Llama la atención, desde luego, que sir Doyle y su esposa hayan sido autoridades y numerarios importantes entre los “psíquicos”. Justamente quien creó al más popular de los detectives racionales y materialistas, cuyas novelas y relatos sacudieron el goticismo previo. Nunca apeló a un más allá, ningún misterio era más que un secreto.

En Divinos Detectives. Chesterton, Gramsci y otros casos casos criminales, Ramón del Castillo (Castillo, 2022) resalta el papel clave que ha cumplido Sherlock Holmes en la historia de la literatura de suspenso. El detective de Baker Street, junto con el padre Brown -la genial invención de G. K. Chesterton-, son grandes momentos del paso “del fantasma al cadáver” en la literatura. La novela enigma es materialista.

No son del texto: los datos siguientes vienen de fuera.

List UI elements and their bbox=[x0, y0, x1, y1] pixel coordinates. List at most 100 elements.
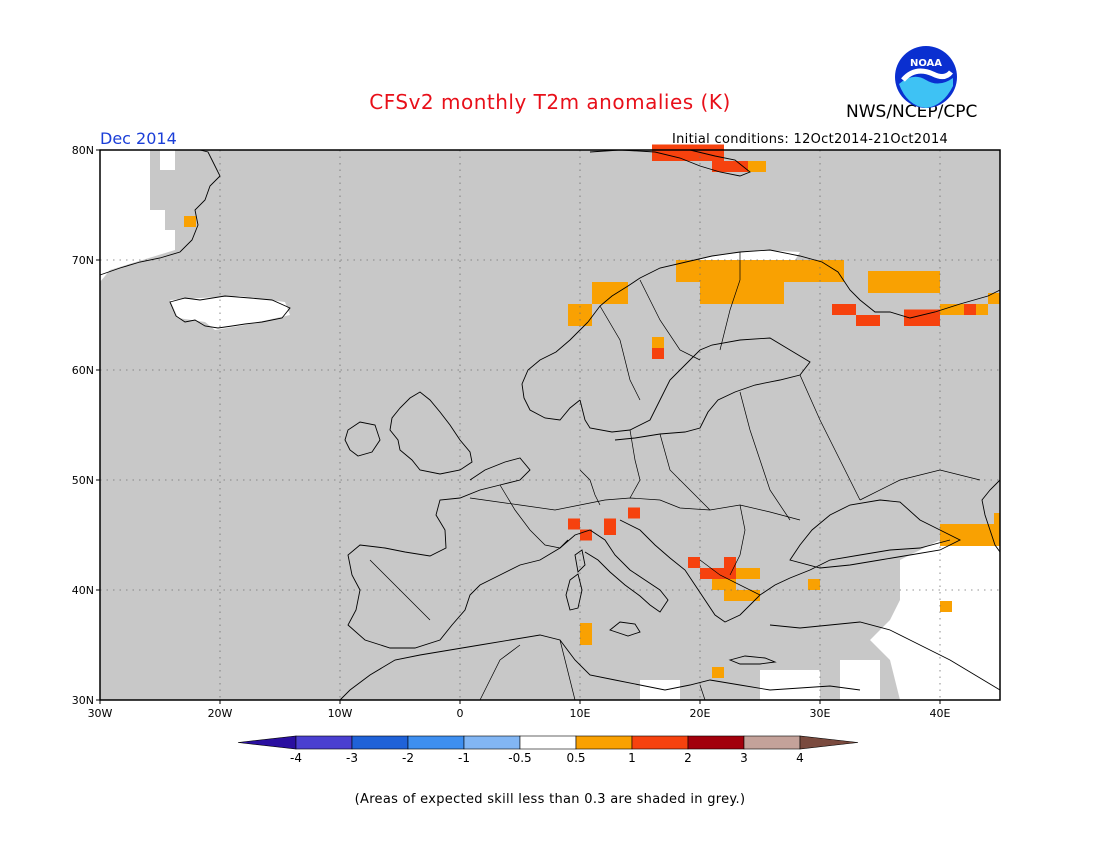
anomaly-cell bbox=[964, 304, 976, 315]
colorbar-segment bbox=[295, 735, 353, 750]
anomaly-cell bbox=[580, 623, 592, 645]
greenland-white-patch bbox=[100, 150, 175, 282]
colorbar-label: 1 bbox=[628, 751, 636, 765]
anomaly-cell bbox=[724, 590, 760, 601]
british-isles-coast bbox=[389, 391, 473, 475]
adriatic-balkan-coast bbox=[619, 519, 951, 623]
anomaly-cell bbox=[712, 667, 724, 678]
lon-tick-label: 30W bbox=[88, 707, 113, 720]
turkey-white-patch bbox=[870, 540, 1000, 700]
colorbar-segment bbox=[575, 735, 633, 750]
lon-tick-label: 40E bbox=[930, 707, 951, 720]
anomaly-cell bbox=[604, 518, 616, 535]
anomaly-cell bbox=[652, 348, 664, 359]
colorbar-arrow-high bbox=[799, 735, 859, 750]
colorbar-segment bbox=[463, 735, 521, 750]
lat-tick-label: 30N bbox=[72, 694, 94, 707]
lat-tick-label: 70N bbox=[72, 254, 94, 267]
egypt-white-patch bbox=[760, 670, 820, 700]
italy-coast bbox=[559, 529, 669, 613]
europe-west-coast bbox=[347, 457, 569, 649]
initial-conditions: Initial conditions: 12Oct2014-21Oct2014 bbox=[672, 132, 949, 147]
greenland-white-patch-2 bbox=[160, 150, 175, 170]
map-title: CFSv2 monthly T2m anomalies (K) bbox=[369, 90, 731, 114]
colorbar-segment bbox=[351, 735, 409, 750]
lat-tick-label: 40N bbox=[72, 584, 94, 597]
lon-tick-label: 20E bbox=[690, 707, 711, 720]
black-sea-coast bbox=[789, 499, 962, 569]
lat-tick-label: 50N bbox=[72, 474, 94, 487]
lon-tick-label: 20W bbox=[208, 707, 233, 720]
anomaly-cell bbox=[568, 304, 592, 326]
anomaly-cell bbox=[700, 282, 784, 304]
organization-label: NWS/NCEP/CPC bbox=[846, 102, 978, 122]
anomaly-cell bbox=[904, 309, 940, 326]
anomaly-cell bbox=[784, 260, 832, 271]
noaa-logo: NOAA bbox=[895, 46, 957, 108]
anomaly-cell bbox=[712, 579, 736, 590]
anomaly-cell bbox=[652, 337, 664, 348]
map-frame bbox=[99, 149, 1001, 701]
coastlines bbox=[99, 149, 1001, 701]
anomaly-cell bbox=[868, 271, 940, 293]
low-skill-grey-area bbox=[100, 150, 1000, 700]
greenland-coast bbox=[99, 149, 221, 276]
anomaly-cell bbox=[724, 557, 736, 568]
baltic-coast bbox=[579, 337, 811, 441]
lat-tick-label: 60N bbox=[72, 364, 94, 377]
colorbar-segment bbox=[519, 735, 577, 750]
colorbar-label: 2 bbox=[684, 751, 692, 765]
colorbar-label: -3 bbox=[346, 751, 358, 765]
anomaly-cell bbox=[808, 579, 820, 590]
colorbar-label: 0.5 bbox=[566, 751, 585, 765]
anomaly-cell bbox=[994, 513, 1000, 524]
anomaly-cell bbox=[568, 518, 580, 530]
anomaly-cell bbox=[748, 161, 766, 172]
anomaly-cell bbox=[988, 293, 1000, 304]
colorbar-segment bbox=[743, 735, 801, 750]
footnote: (Areas of expected skill less than 0.3 a… bbox=[354, 792, 746, 807]
iceland-white-patch bbox=[170, 296, 290, 330]
sicily-coast bbox=[609, 621, 641, 637]
colorbar-segment bbox=[631, 735, 689, 750]
anomaly-cell bbox=[940, 524, 1000, 546]
colorbar: -4 -3 -2 -1 -0.5 0.5 1 2 3 4 bbox=[237, 735, 859, 765]
colorbar-arrow-low bbox=[237, 735, 297, 750]
anomaly-cell bbox=[712, 161, 760, 172]
svalbard-coast bbox=[589, 149, 751, 177]
colorbar-label: 4 bbox=[796, 751, 804, 765]
anomaly-cell bbox=[856, 315, 880, 326]
sardinia-coast bbox=[565, 573, 583, 611]
anomaly-cell bbox=[940, 601, 952, 612]
colorbar-label: -2 bbox=[402, 751, 414, 765]
colorbar-label: -4 bbox=[290, 751, 302, 765]
colorbar-label: -0.5 bbox=[508, 751, 531, 765]
caspian-coast bbox=[981, 479, 1001, 553]
country-borders bbox=[369, 252, 981, 701]
anomaly-cell bbox=[628, 507, 640, 519]
turkey-south-coast bbox=[769, 621, 1001, 691]
sinai-white-patch bbox=[840, 660, 880, 700]
lon-tick-label: 0 bbox=[457, 707, 464, 720]
lon-tick-label: 10E bbox=[570, 707, 591, 720]
colorbar-label: 3 bbox=[740, 751, 748, 765]
iceland-coast bbox=[169, 295, 291, 329]
lon-tick-label: 10W bbox=[328, 707, 353, 720]
norway-west-coast bbox=[521, 321, 589, 421]
anomaly-cell bbox=[184, 216, 196, 227]
crete-coast bbox=[728, 655, 777, 665]
valid-month: Dec 2014 bbox=[100, 129, 177, 148]
noaa-logo-text: NOAA bbox=[910, 58, 942, 69]
colorbar-segment bbox=[687, 735, 745, 750]
corsica-coast bbox=[574, 549, 586, 573]
anomaly-cell bbox=[736, 568, 760, 579]
anomaly-cell bbox=[688, 557, 700, 568]
anomaly-cell bbox=[652, 144, 724, 161]
north-africa-coast bbox=[339, 634, 861, 701]
anomaly-cell bbox=[580, 529, 592, 541]
lat-tick-label: 80N bbox=[72, 144, 94, 157]
colorbar-label: -1 bbox=[458, 751, 470, 765]
anomaly-cell bbox=[592, 282, 628, 304]
scandinavia-coast bbox=[587, 249, 1001, 323]
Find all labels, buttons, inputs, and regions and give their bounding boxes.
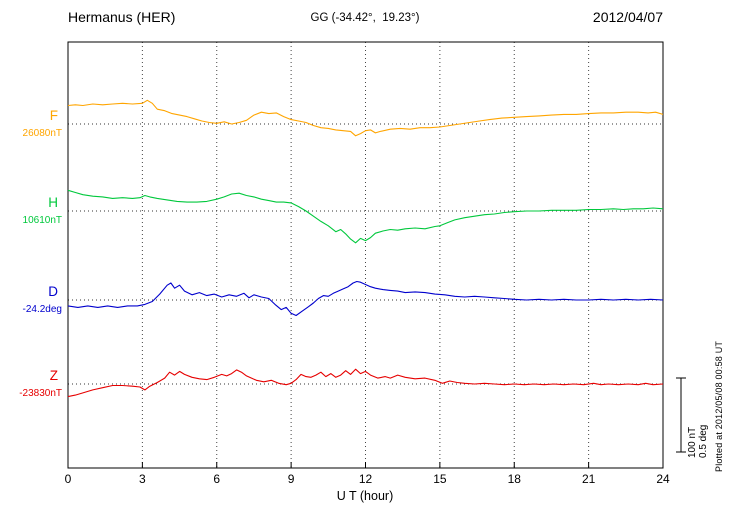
series-letter-D: D xyxy=(48,284,58,299)
x-tick-label-12: 12 xyxy=(358,472,373,486)
scale-label-deg: 0.5 deg xyxy=(698,424,709,458)
trace-D xyxy=(67,280,664,317)
series-letter-F: F xyxy=(49,108,58,123)
series-baseline-value-F: 26080nT xyxy=(22,128,62,139)
scale-bar-label: 100 nT 0.5 deg xyxy=(687,425,709,458)
x-tick-label-9: 9 xyxy=(287,472,295,486)
station-title: Hermanus (HER) xyxy=(68,9,176,25)
scale-label-nt: 100 nT xyxy=(687,426,698,458)
x-tick-label-21: 21 xyxy=(581,472,596,486)
x-axis-title: U T (hour) xyxy=(336,489,394,503)
trace-Z xyxy=(67,368,664,398)
plotted-at-note: Plotted at 2012/05/08 00:58 UT xyxy=(714,340,724,472)
x-tick-label-18: 18 xyxy=(507,472,521,486)
geographic-coordinates: GG (-34.42°, 19.23°) xyxy=(310,12,420,24)
x-tick-label-24: 24 xyxy=(656,472,670,486)
x-tick-label-0: 0 xyxy=(64,472,72,486)
series-letter-H: H xyxy=(48,195,58,210)
trace-F xyxy=(67,99,664,137)
series-baseline-value-Z: -23830nT xyxy=(19,388,62,399)
plot-date: 2012/04/07 xyxy=(592,9,663,25)
x-tick-label-3: 3 xyxy=(139,472,146,486)
x-tick-label-6: 6 xyxy=(213,472,221,486)
series-letter-Z: Z xyxy=(49,368,58,383)
x-tick-label-15: 15 xyxy=(433,472,447,486)
series-baseline-value-D: -24.2deg xyxy=(22,304,62,315)
trace-H xyxy=(67,189,664,244)
series-baseline-value-H: 10610nT xyxy=(22,215,62,226)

La escisión del autor entre él y su personaje (aunque su conversión fue luego de haber creado y largado al ruedo a Sherlock) fue siempre materia de polémica. El Annotated Sherlock Holmes de William S. Baring Gould apenas menciona una vez en sus más de 1.500 páginas que su autor haya tenido tal credo. En cambio, Chesterton pensaba que esto ensalzaba la figura de Doyle, que tuvo la ética de no contaminar a su detective con sus propias creencias. Señala Ramón del Castillo que ambos expulsaron a los espectros de las historias: “Aunque cada uno creyera en cosas raras, milagros en un caso, espectros en el otro. Fue el propio Chesterton quien, en un escrito de 1936, alabó el gusto de Doyle por no contaminar las historias con sus creencias […] escribió El perro de los Baskerville desde un punto de vista materialista […] creó un ambiente sobrenatural para inducir a los lectores a creer en la existencia de algo que evidentemente no podía existir, pero lo hizo de una forma magistral […] si ya espiritista cuando escribió el cuento habría que felicitarle porque respetó las reglas del género y dejó que Holmes siguiera siendo materialista” (Del Castillo, 1922, p. 21).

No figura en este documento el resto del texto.